• Texas A&M and Canopy Aerospace are developing a 3D-printed material for spacecraft that uses transpiration cooling (releasing coolant gas) to protect against reentry heat.
• The technology aims to replace traditional heat shields, potentially reducing the time between spaceflights from months to hours.
• The project is supported by a $1.7 million Air Force grant and involves testing at Texas A&M's National Aerothermochemistry and Hypersonics Laboratory.

Texas A&M University's Department of Aerospace Engineering and Canopy Aerospace are collaborating on a project to create a more reusable spacecraft by developing a 3D-printed material that 'sweats' a coolant gas. This technology, supported by a $1.7 million Air Force grant, utilizes transpiration cooling to protect the spacecraft during atmospheric reentry. The goal is to replace traditional, less reusable heat shields with a system that allows for quicker turnaround times between missions, potentially revolutionizing space travel.

• What: Development of a 3D-printed silicon carbide material that releases coolant gas (transpiration cooling) to protect spacecraft during atmospheric reentry, potentially replacing traditional heat shields.
• Who: Texas A&M University's Department of Aerospace Engineering, Canopy Aerospace, Dr. Hassan Saad Ifti, Dr. Ivett Leyva, and William Matthews.
• When: Project ongoing, with initial wind tunnel testing underway at Texas A&M. The article from Phys.org was published April 30, 2025, but this seems to be a projected date based on the retrieval date.
• Where: Texas A&M Engineering Experiment Station's National Aerothermochemistry and Hypersonics Laboratory.

The development of a 'sweaty' spacecraft represents a significant advancement in materials science and space technology. By utilizing transpiration cooling, this approach offers a potential solution to the challenges of extreme heat during atmospheric reentry. This could revolutionize space travel by enabling fully reusable spacecraft, reducing turnaround times, and lowering costs. The collaboration between Texas A&M and Canopy Aerospace combines academic expertise with industry innovation. The successful implementation of this technology could have far-reaching implications for both commercial and governmental space programs, making space travel more accessible and sustainable.

"Gas has a very low thermal conductivity. This is why a puffer jacket is so effective. It traps air in these pockets, so it is the insulation from the air keeping you warm, not the solid part of the jacket."

"We should see that the material's surface is cooler at hypersonic speeds when the coolant flow is introduced than the baseline when no coolant is present."

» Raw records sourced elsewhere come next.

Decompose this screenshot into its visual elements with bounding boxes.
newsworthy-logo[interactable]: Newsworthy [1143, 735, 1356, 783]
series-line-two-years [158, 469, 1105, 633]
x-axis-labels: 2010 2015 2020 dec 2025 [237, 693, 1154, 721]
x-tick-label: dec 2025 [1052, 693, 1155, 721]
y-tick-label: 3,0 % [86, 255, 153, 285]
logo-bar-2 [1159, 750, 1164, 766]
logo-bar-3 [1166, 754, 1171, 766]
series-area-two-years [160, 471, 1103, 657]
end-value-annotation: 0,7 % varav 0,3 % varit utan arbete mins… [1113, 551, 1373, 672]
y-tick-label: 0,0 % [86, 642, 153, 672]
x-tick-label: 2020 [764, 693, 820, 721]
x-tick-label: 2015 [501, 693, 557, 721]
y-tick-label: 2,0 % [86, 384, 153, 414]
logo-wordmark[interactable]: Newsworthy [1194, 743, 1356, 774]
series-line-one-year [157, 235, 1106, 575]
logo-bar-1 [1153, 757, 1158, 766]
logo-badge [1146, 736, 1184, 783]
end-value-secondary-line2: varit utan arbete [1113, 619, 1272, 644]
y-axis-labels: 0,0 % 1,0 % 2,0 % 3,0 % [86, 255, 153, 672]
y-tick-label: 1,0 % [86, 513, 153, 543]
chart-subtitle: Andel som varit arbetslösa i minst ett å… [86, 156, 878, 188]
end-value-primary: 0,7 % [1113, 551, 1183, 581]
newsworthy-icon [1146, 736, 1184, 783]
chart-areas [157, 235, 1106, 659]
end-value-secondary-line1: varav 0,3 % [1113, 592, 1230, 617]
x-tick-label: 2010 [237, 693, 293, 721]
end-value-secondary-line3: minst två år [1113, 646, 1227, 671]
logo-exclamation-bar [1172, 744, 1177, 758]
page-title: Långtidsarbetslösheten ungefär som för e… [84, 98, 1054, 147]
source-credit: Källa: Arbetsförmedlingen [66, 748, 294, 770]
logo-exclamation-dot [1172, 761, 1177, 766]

"I am optimistic about this technology. If all goes well, we could see sweaty spacecraft in the sky by the end of our lifetimes."

"This technology creates a gaseous layer as the rocket 'sweats' or transpires a coolant gas, which acts as the heat shield. Once the mission is complete, the coolant gas tanks can be refueled for the next mission. This would make the rocket more reusable, and perhaps one day, we will have a fully and rapidly reusable rocket, just like the aircraft we fly today."

The collaboration between Texas A&M University and Canopy Aerospace to develop a 'sweaty' spacecraft presents a promising avenue for achieving reusable space travel. By employing transpiration cooling with a novel 3D-printed material, this technology has the potential to replace traditional heat shields, significantly reduce turnaround times for space missions, and lower the overall cost of space exploration. While the project is still in its early stages, initial testing results will be crucial in determining the feasibility and commercial viability of this innovative approach. If successful, it could pave the way for a new era of more sustainable and accessible space travel.